You will be channelling the Grinch, and in this Grinch-alicious Family Christmas Bingo, you will be amassing points for every family fail that your relatives – or indeed, you – do.
As your family become more and more drunk and embarrassing, amass points until the end of the lunch.
When all your aunties and second-cousins have left, tell us how many points you gathered by the end and get in with the chance to win absolutely nothing – this is the Grinch-alicious version, after all.
One point – You fail to open a Christmas Cracker correctly
Standard Christmas fare. If there’s a pop of any sort, you get no points. We are looking for a flat, underwhelming letdown of a pull.
If everyone in your family is watching you fail at opening the cracker, you get a bonus point.
One of these people is about to score two points
Two points – Someone spills a drink
This is really how you’re going to rack up those points. Water doesn’t count – and you get an extra point for every article of clothing that is stained by the spill.
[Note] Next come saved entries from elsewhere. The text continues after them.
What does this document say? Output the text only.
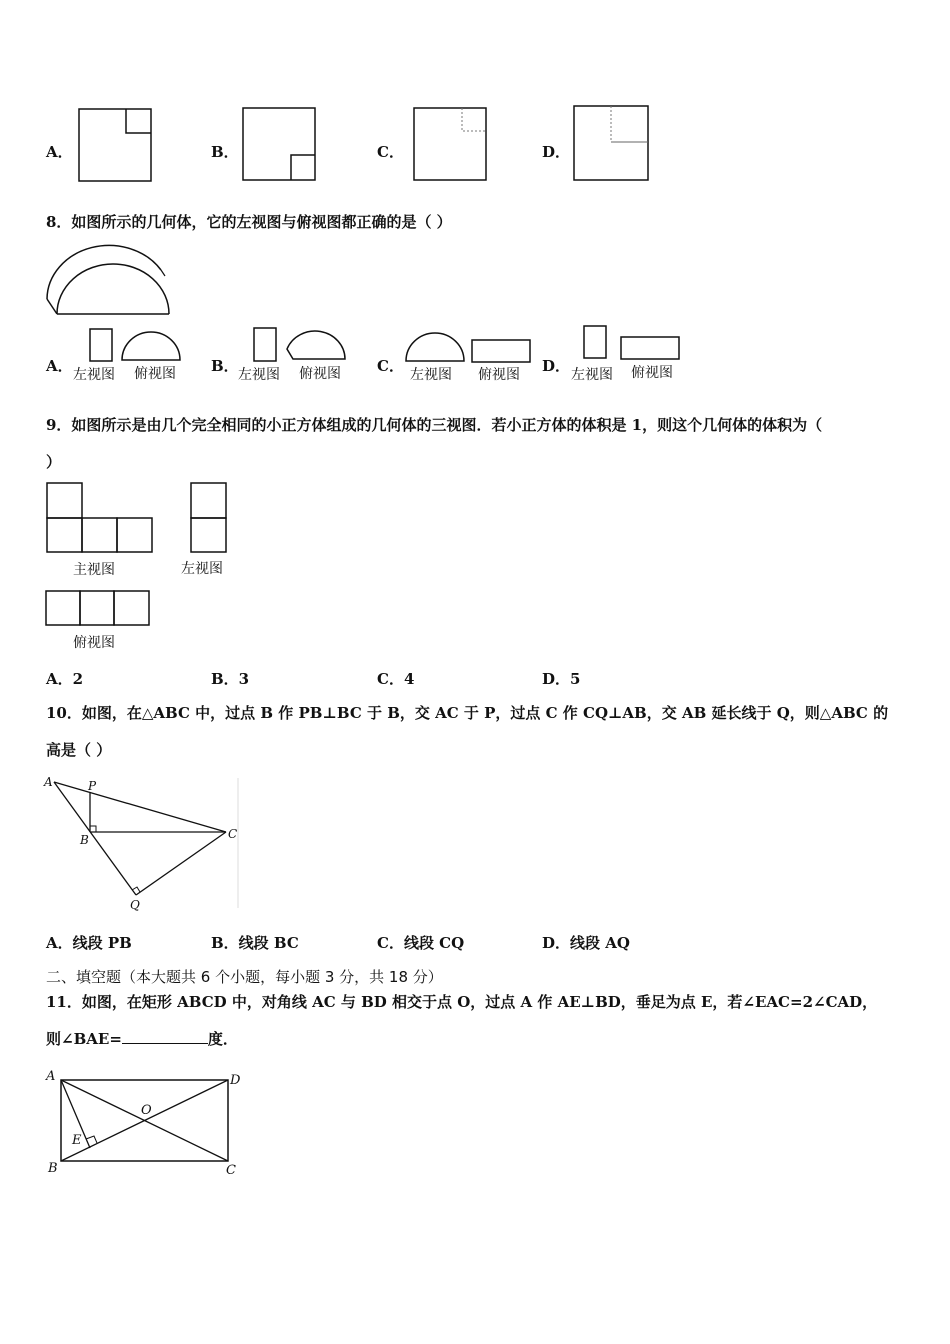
A．	B．	C．	D．
8．如图所示的几何体，它的左视图与俯视图都正确的是（ ）
A． 左视图 俯视图 B． 左视图 俯视图 C． 左视图 俯视图 D． 左视图 俯视图
9．如图所示是由几个完全相同的小正方体组成的几何体的三视图．若小正方体的体积是 1，则这个几何体的体积为（
）
主视图	左视图
俯视图
A．2	B．3	C．4	D．5
10．如图，在△ABC 中，过点 B 作 PB⊥BC 于 B，交 AC 于 P，过点 C 作 CQ⊥AB，交 AB 延长线于 Q，则△ABC 的
高是（ ）
A	P
B	C
Q
A．线段 PB	B．线段 BC	C．线段 CQ	D．线段 AQ
二、填空题（本大题共 6 个小题，每小题 3 分，共 18 分）
11．如图，在矩形 ABCD 中，对角线 AC 与 BD 相交于点 O，过点 A 作 AE⊥BD，垂足为点 E，若∠EAC=2∠CAD，
则∠BAE=	度．
A	D
O
E
B	C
Three points – Someone mentions politics completely out of nowhere
This will probably occur throughout the meal. A cousin of yours will be explaining how she just applied for Erasmus for her Translation course and an uncle will shout totally out of nowhere “L-Erasmus? Qala’ ma nitkellmux fuq l-Egrant l-ewwel,” totally messing up the next 30 minutes of everyone’s dinner.
Four points – The tenth bottle of wine has been opened
And you get another four points for every subsequent 10 bottles. Only red or white counts – we are in Malta, after all.
Five points – Someone makes someone else cry
And then says ‘uwejja qed niċċajta kemm tieħu għalik int‘ while looking at the rest of the family for support.
Six points – You are openly offended
The key here is the openness – if the shade is subtle, you just get 1 point. If your aunt calls you ‘George Pullicino’ from the other side of the room though, you get the 6 points
Seven points – Casual racism
Waiting for casual racism in your family’s drunken conversations is like waiting for death: it’s coming, and sooner than you think.
Seven points for the first racist comment, plus an extra two points for every subsequent “Go to their country and see how they would treat you.”
Eight points – You catch your cousin doing cocaine
You promise not to tell, but you’re already planning on when to use this information to blackmail them
Nine points – Someone passes out mid-conversation
It could be the turkey, it could be wine – what’s important is that they didn’t walk away from the conversation to sleep. They stuck to their guns and tried to contribute to the discussion about Adrian Delia’s longterm chances… but it was all for naught.
Ten points – Actual punches
If two (or more) of your family members actually come to blows, then not only have you won this imaginary Grinch bingo game, but you’ve probably also got some Christmas trauma you’re going to need to work through.